Guerre totale dans les coulisses du football ! Michel Platini dépose plainte à Paris contre Gianni Infantino pour trafic d’influence et complot à l’aube du Mondial.

Le timing est chirurgical, l’attaque frontale. À seulement trois jours du coup d’envoi de la Coupe du monde en Amérique du Nord, le football international s’apprête à vivre un séisme judiciaire majeur.

L’ancien numéro 10 de légende et ex-patron de l’UEFA, Michel Platini, vient d’allumer une véritable bombe à fragmentation en annonçant le dépôt d’une plainte pénale visant directement son ancien bras droit et actuel président de la FIFA, Gianni Infantino.

Entre les deux hommes, la haine est désormais tenace et s’écrira devant les tribunaux. À 70 ans, « Platoche » a décidé de contre-attaquer sur le terrain pénal français en visant le sommet de l’instance mondiale pour « trafic d’influence », « dénonciation calomnieuse » et « association de malfaiteurs ».

Déposée avec constitution de partie civile auprès du Doyen des juges d’instruction de Paris, cette démarche va automatiquement déclencher la désignation d’un magistrat instructeur.

Contactée en urgence, la FIFA s’est emmurée dans un silence de cathédrale.

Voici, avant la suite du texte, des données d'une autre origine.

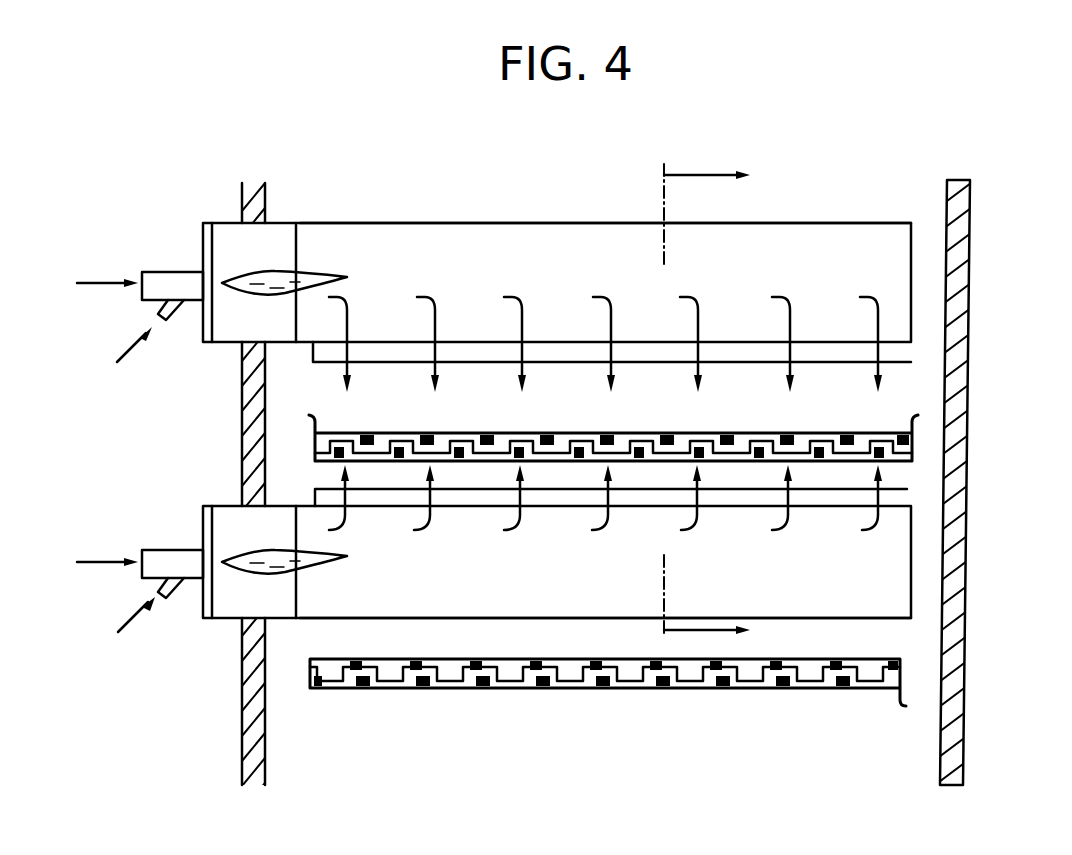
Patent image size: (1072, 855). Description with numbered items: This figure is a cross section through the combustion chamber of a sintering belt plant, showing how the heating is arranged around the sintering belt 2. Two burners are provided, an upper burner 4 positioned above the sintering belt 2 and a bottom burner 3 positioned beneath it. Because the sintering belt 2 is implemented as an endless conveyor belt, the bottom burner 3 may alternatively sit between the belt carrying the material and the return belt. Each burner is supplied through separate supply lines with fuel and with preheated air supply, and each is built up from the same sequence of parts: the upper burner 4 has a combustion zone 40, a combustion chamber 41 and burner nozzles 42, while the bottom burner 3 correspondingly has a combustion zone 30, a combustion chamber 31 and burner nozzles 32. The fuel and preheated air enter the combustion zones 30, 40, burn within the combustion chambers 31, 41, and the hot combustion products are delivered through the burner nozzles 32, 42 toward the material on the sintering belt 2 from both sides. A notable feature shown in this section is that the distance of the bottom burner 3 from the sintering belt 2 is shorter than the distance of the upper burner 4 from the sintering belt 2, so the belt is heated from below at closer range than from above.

The sintering belt 2 is at (633, 445).
The bottom burner 3 is at (534, 606).
The burner 4 is at (546, 278).
The combustion zone 30 is at (223, 605).
The combustion chamber 31 is at (505, 597).
The burner nozzles 32 is at (902, 498).
The combustion zone 40 is at (212, 236).
The combustion chamber 41 is at (555, 240).
The burner nozzles 42 is at (903, 352).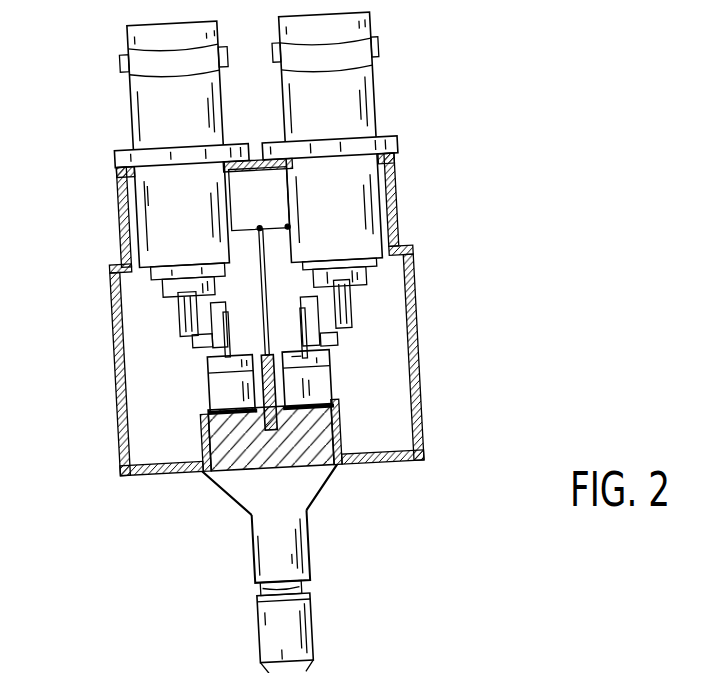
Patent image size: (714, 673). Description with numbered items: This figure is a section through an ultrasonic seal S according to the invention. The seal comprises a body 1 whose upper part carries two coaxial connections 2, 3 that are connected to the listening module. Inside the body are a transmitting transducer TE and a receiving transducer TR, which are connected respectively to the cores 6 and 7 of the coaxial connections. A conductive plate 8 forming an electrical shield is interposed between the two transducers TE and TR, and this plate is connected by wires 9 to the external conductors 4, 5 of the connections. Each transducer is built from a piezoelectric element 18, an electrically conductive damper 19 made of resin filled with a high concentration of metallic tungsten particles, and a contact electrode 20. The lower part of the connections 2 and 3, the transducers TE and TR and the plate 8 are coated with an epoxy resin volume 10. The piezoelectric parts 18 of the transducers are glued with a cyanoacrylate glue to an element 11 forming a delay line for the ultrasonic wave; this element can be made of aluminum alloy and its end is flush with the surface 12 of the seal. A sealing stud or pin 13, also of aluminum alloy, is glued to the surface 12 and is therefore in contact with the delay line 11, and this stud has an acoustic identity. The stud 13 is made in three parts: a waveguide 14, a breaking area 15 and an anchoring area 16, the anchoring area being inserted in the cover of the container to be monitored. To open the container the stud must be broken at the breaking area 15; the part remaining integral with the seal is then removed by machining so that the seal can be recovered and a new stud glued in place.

L’ombre d’un complot pour l’écarter du trône

Pour le clan Platini, il ne s’agit pas d’une simple bataille juridique, mais d’une quête de vérité absolue. La plainte ne cible pas uniquement Infantino.

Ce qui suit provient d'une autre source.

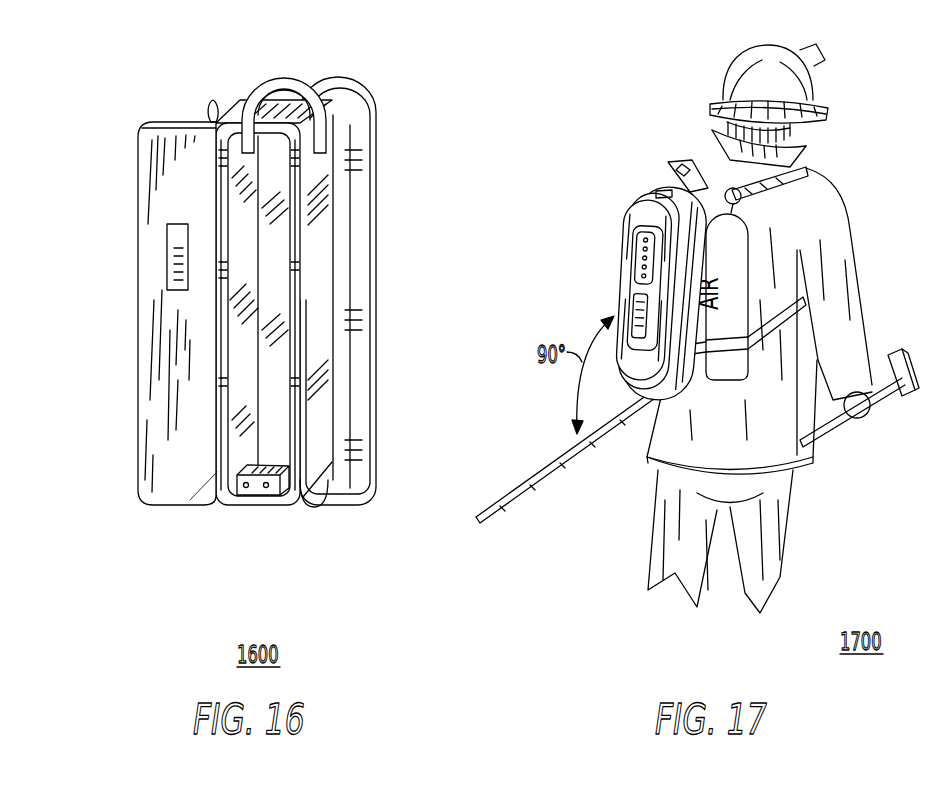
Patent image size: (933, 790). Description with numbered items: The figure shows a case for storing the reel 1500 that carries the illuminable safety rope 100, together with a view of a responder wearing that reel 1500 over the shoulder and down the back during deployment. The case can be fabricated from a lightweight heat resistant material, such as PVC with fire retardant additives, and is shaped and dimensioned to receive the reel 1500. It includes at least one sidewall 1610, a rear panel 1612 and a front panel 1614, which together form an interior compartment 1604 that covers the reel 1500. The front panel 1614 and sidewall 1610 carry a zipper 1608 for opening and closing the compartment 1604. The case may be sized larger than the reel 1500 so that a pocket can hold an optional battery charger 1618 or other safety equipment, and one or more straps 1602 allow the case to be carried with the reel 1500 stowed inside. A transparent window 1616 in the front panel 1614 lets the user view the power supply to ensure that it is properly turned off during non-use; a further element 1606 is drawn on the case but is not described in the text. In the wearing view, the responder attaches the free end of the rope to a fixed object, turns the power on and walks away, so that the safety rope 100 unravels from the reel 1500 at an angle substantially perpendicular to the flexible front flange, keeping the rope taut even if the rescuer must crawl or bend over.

Elle égratigne aussi deux anciens rouages essentiels de la Fédération internationale : Marco Villiger, ex-directeur des services juridiques, et Domenico Scala, ancien président de la commission d’audit.

Selon Me Olivier Baratelli, l’avocat du Français, ces hommes ont activement manœuvré en coulisses pour torpiller la candidature de son client à la présidence de la FIFA en 2016. Rappelez-vous : en 2015, le tsunami du « FIFAgate » balayait les ambitions de l’icône tricolore.

Au cœur du scandale, un versement de 2 millions de francs suisses validé par Sepp Blatter pour une mission de conseiller technique. Après une décennie de calvaire judiciaire en Suisse, la justice helvétique a prononcé la relaxe définitive de Platini à la fin de l’été dernier.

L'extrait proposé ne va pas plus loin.